Modern C++ standards

Building Python wheels with modern C++ standards (C++11 and later) requires a few tricks.

manylinux2014 and C++20

The past end-of-life manylinux2014 image (based on CentOS 7) contains a version of GCC and libstdc++ that only supports C++17 and earlier standards.

manylinux_2_28 are newer and support all C++ standards (up to C++20).

macOS and deployment target versions

The MACOSX_DEPLOYMENT_TARGET environment variable is used to set the minimum deployment target for macOS.

However, to enable modern C++ standards, the deployment target needs to be set high enough (since older OS X/macOS versions did not have the necessary modern C++ standard library).

To get C++17 support, Xcode 9.3+ is needed, requiring at least macOS 10.13 on the build machine. To use C++17 library features and link against the C++ runtime library, set MACOSX_DEPLOYMENT_TARGET to "10.13" or "10.14" (or higher) - macOS 10.13 offers partial C++17 support (e.g., the filesystem header is in experimental, offering #include <experimental/filesystem> instead of #include <filesystem>); macOS 10.14 has full C++17 support. CPython 3.12+ require 10.13+ anyway.

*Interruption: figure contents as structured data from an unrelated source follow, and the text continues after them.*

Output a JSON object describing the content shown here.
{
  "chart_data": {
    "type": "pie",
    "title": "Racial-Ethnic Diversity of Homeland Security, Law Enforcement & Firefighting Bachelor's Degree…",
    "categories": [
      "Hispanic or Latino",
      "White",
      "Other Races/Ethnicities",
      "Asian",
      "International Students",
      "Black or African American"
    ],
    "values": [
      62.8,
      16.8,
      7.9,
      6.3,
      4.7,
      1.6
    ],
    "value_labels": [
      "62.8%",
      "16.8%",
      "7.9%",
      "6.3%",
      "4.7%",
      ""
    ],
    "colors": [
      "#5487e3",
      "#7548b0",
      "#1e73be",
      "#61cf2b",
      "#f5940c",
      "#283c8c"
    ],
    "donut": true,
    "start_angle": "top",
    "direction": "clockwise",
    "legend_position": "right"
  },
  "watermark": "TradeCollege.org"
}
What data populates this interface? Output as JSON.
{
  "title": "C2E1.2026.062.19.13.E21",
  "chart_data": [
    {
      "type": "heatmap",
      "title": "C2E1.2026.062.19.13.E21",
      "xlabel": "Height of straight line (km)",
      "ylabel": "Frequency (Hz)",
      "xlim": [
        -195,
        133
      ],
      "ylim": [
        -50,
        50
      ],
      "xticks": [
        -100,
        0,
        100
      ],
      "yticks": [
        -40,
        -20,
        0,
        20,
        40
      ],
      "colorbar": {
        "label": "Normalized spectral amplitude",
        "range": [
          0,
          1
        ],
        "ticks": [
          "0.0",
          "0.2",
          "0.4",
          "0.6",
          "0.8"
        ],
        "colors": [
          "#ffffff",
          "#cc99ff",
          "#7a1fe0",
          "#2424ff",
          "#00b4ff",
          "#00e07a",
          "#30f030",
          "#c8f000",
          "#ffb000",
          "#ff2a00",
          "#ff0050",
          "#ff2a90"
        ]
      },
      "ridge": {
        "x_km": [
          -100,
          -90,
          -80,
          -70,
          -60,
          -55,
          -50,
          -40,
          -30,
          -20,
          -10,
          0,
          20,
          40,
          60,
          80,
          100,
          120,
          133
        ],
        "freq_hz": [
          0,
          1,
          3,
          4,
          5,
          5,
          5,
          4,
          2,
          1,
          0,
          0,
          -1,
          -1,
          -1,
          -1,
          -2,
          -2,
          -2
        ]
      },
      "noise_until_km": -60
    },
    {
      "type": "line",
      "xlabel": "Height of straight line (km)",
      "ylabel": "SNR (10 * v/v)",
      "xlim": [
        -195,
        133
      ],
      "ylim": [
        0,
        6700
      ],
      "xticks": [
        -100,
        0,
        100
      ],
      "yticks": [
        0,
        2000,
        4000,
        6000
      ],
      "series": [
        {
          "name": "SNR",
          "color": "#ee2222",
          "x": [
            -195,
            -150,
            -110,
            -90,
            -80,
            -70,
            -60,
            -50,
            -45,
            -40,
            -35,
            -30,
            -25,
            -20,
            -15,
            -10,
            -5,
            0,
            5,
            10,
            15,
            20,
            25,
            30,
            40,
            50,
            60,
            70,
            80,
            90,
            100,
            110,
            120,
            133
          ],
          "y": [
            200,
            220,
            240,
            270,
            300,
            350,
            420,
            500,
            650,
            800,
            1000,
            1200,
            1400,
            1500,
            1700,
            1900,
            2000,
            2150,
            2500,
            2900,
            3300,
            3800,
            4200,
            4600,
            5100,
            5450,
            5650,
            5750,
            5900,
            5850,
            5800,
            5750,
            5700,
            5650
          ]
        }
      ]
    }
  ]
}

However, if only C++17 compiler and standard template library (STL) features are used (not needing a C++17 runtime) it might be possible to set MACOSX_DEPLOYMENT_TARGET to a lower value, such as "10.9". To find out if this is the case, try compiling and running with a lower MACOSX_DEPLOYMENT_TARGET: if C++17 features are used that require a more recent deployment target, building the wheel should fail.